Weights & Biases Export

View as Markdown

What You Will Learn

This tutorial walks through AIPerf’s Weights & Biases (wandb) integration:

  • Post-run results table — upload the final benchmark results as a wandb Table that mirrors the console metrics view, one row per metric with avg/min/max/p99/p90/p50/std columns.
  • Artifact upload — attach the generated output files (inputs.json, profile_export.jsonl, CSV/JSON summaries) to the run so it is fully reproducible from the wandb UI.
  • Cross-run comparison — use the run config (model, concurrency, request rate) to filter and group benchmark runs in a wandb workspace.

Prerequisites

Install AIPerf with the optional wandb extra:

$pip install "aiperf[wandb]"

Authenticate with wandb if you have not already:

$wandb login # or export WANDB_API_KEY=...

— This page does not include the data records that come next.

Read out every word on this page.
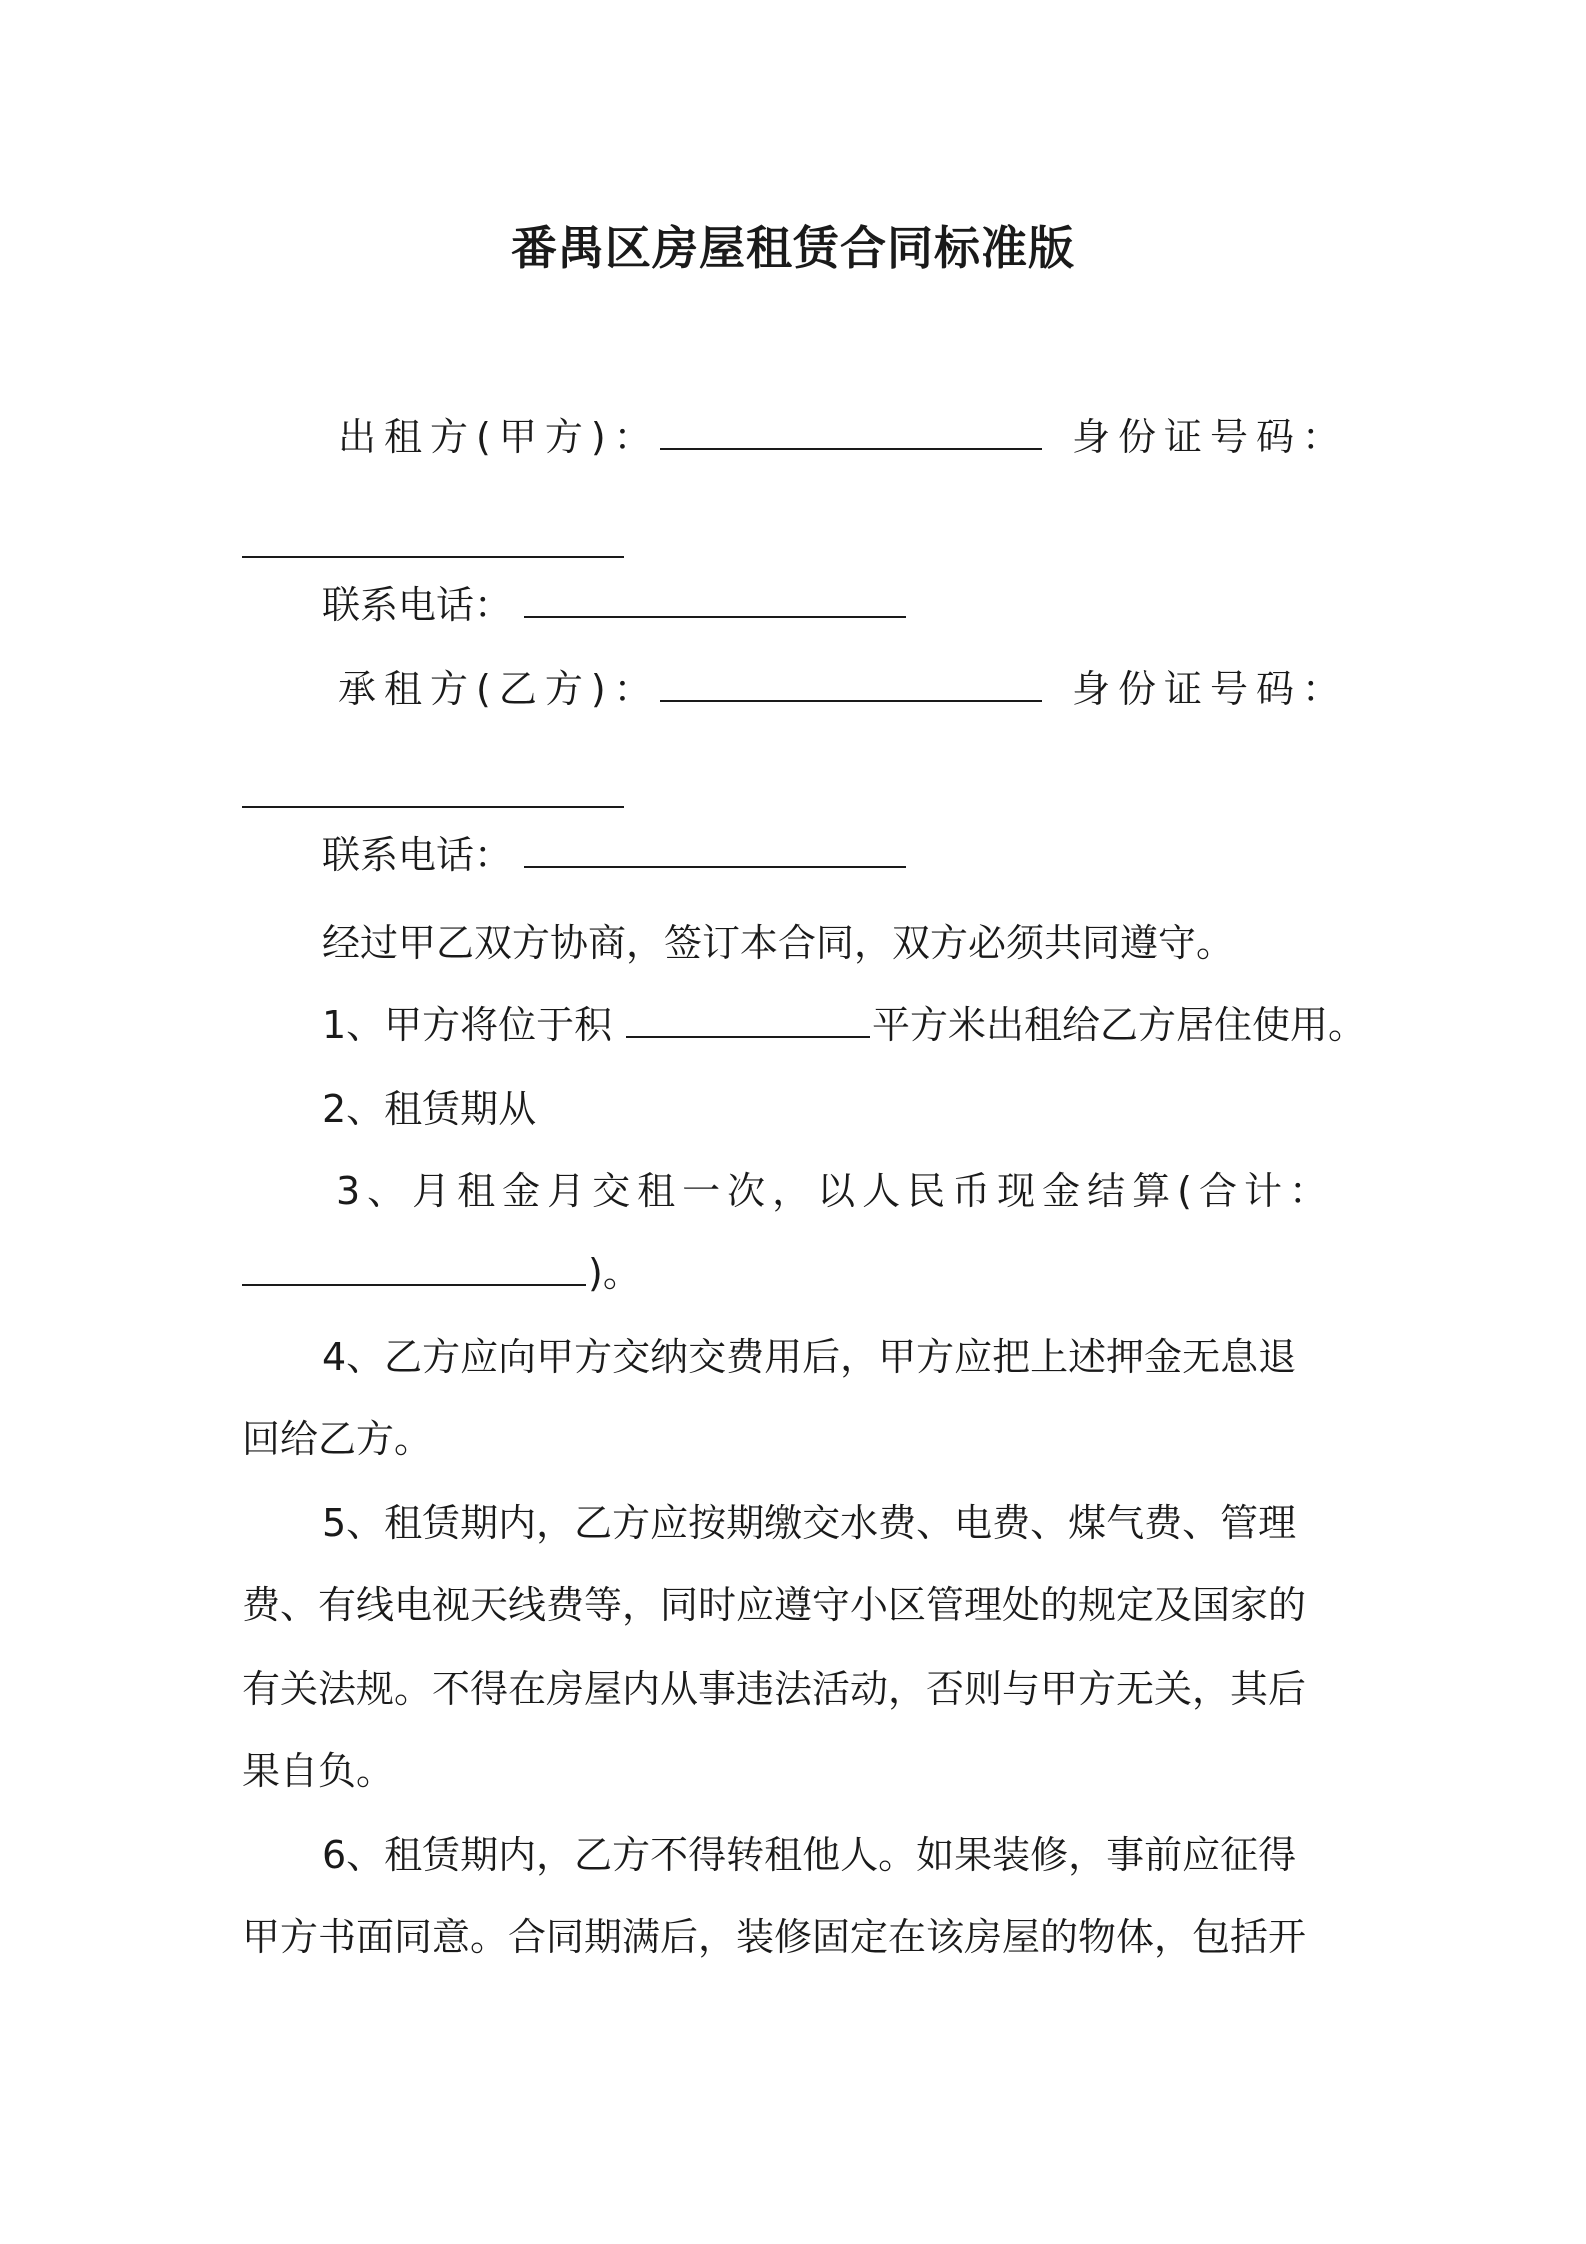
番禺区房屋租赁合同标准版
出租方(甲方)：	身份证号码：
联系电话：
承租方(乙方)：	身份证号码：
联系电话：
经过甲乙双方协商，签订本合同，双方必须共同遵守。
1、甲方将位于积	平方米出租给乙方居住使用。
2、租赁期从
3、月租金月交租一次，以人民币现金结算(合计：
)。
4、乙方应向甲方交纳交费用后，甲方应把上述押金无息退
回给乙方。
5、租赁期内，乙方应按期缴交水费、电费、煤气费、管理
费、有线电视天线费等，同时应遵守小区管理处的规定及国家的
有关法规。不得在房屋内从事违法活动，否则与甲方无关，其后
果自负。
6、租赁期内，乙方不得转租他人。如果装修，事前应征得
甲方书面同意。合同期满后，装修固定在该房屋的物体，包括开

Run a Profile with wandb Export Enabled

$aiperf profile \
> --url http://localhost:8000 \
> --model my-model \
> --endpoint-type chat \
> --endpoint /v1/chat/completions \
> --streaming \
> --synthetic-input-tokens-mean 128 \
> --output-tokens-mean 128 \
> --concurrency 4 \
> --request-count 64 \
> --wandb-project my-benchmarks \
> --wandb-entity my-team \
> --wandb-run-name baseline-c4 \
> --wandb-tag experiment:baseline

Flag breakdown

FlagEffect
--wandb-project my-benchmarksEnables wandb export and selects the project. This is the only required flag.
--wandb-entity my-teamTeam or username owning the project. Defaults to your API key’s default entity.
--wandb-run-name baseline-c4Run name shown in the wandb UI. Defaults to aiperf-<benchmark-id>.
--wandb-tag experiment:baselineAdditional run tag. Repeat the flag for multiple tags.

The equivalent config-v2 YAML:

1benchmark:
2 wandb:
3 project: my-benchmarks
4 entity: my-team
5 run_name: baseline-c4
6 tags:
7 - "experiment:baseline"

The exporter runs after profiling completes, once the local exporters have written their files. The wandb client’s local state is written under the run’s artifact directory, not your working directory.

What Gets Uploaded

Results table

The run’s workspace contains a summary_metrics table with the same metrics, ordering, and labels as the console results table:

Metricavgminmaxp99p90p50std
TTFT (ms)369.03312.13765.81727.41381.85327.52132.54
Req Latency (ms)4,381.823,936.464,615.454,614.244,603.334,425.42205.00
Output TPS/User249.53232.87277.71276.07261.33246.0412.99

Stats a metric does not produce (for example percentiles on count-style metrics) appear as empty cells, matching the console’s N/A.

Table panels paginate by default. Use the page-size selector in the panel footer (10/25/50/100) to fit the whole table on one page.

Artifact bundle

Each run logs one aiperf-run artifact containing the files from the run’s artifact directory: inputs.json, profile_export.jsonl (when record-level export is enabled), profile_export_aiperf.csv, profile_export_aiperf.json, plus any parquet, timeslice, or plot files. Download them from the run’s Artifacts tab to reproduce or re-analyze the benchmark.

Run config and tags

The run config records the endpoint type, model names, redacted URLs, load generator settings (concurrency, request rate, request count, duration), and the redacted CLI command. Tags include the AIPerf version and a benchmark-<id> tag. In a project workspace you can group or filter runs by any config key — for example, group a concurrency sweep by phases.0.concurrency.

Comparing Runs

Run the same benchmark at several settings, giving each run a distinguishing name:

$for c in 1 2 4 8; do
$ aiperf profile ... \
> --concurrency "$c" \
> --wandb-project my-benchmarks \
> --wandb-run-name "sweep-c${c}"
$done

In the wandb project, open each run to read its full results table, or use the runs table to compare the same metric across runs side by side.

Troubleshooting

SymptomCause / Fix
Weights & Biases export is enabled but the optional ... dependency is not installedInstall the extra: pip install "aiperf[wandb]".
--wandb-entity ... require --wandb-project to be setSecondary wandb flags are rejected without --wandb-project.
Run hangs at exit waiting on wandbCheck network reachability to api.wandb.ai and that WANDB_API_KEY is valid.
No run appearsThe exporter only runs when profiling produced results; a benchmark that failed before any request completes skips the upload.